Validation and Safety Rules
- Validate required inputs before execution and stop early when mandatory fields or files are missing.
- Do not fabricate measurements, references, findings, or conclusions that are not supported by the provided source material.
- Emit a clear warning when credentials, privacy constraints, safety boundaries, or unsupported requests affect the result.
- Keep the output safe, reproducible, and within the documented scope at all times.
Failure Handling
- If validation fails, explain the exact missing field, file, or parameter and show the minimum fix required.
- If an external dependency or script fails, surface the command path, likely cause, and the next recovery step.

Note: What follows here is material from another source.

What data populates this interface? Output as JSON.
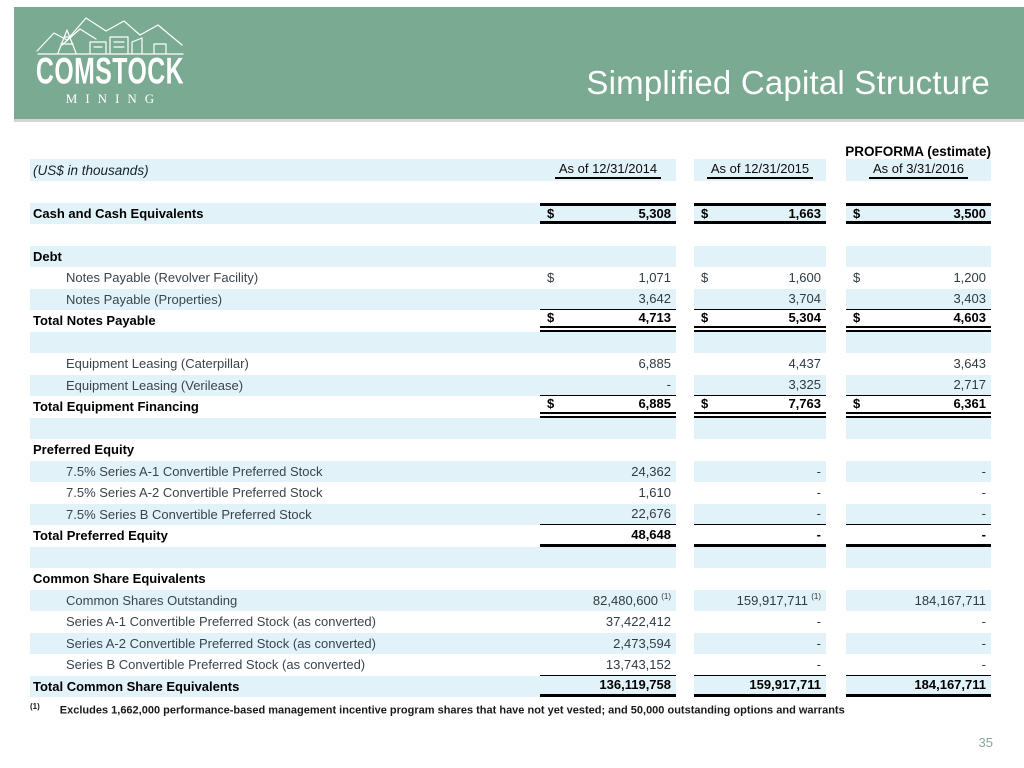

- If partial output is returned, label it clearly and identify which checks could not be completed.
Quick Validation
Run this minimal verification path before full execution when possible:
No local script validation step is required for this skill.
Expected output format:
Result file: html_to_pdf_result.md Validation summary: PASS/FAIL with brief notes Assumptions: explicit list if any
Deterministic Output Rules
- Use the same section order for every supported request of this skill.
- Keep output field names stable and do not rename documented keys across examples.
- If a value is unavailable, emit an explicit placeholder instead of omitting the field.
Completion Checklist
- Confirm all required inputs were present and valid.
- Confirm the supported execution path completed without unresolved errors.
- Confirm the final deliverable matches the documented format exactly.
- Confirm assumptions, limitations, and warnings are surfaced explicitly.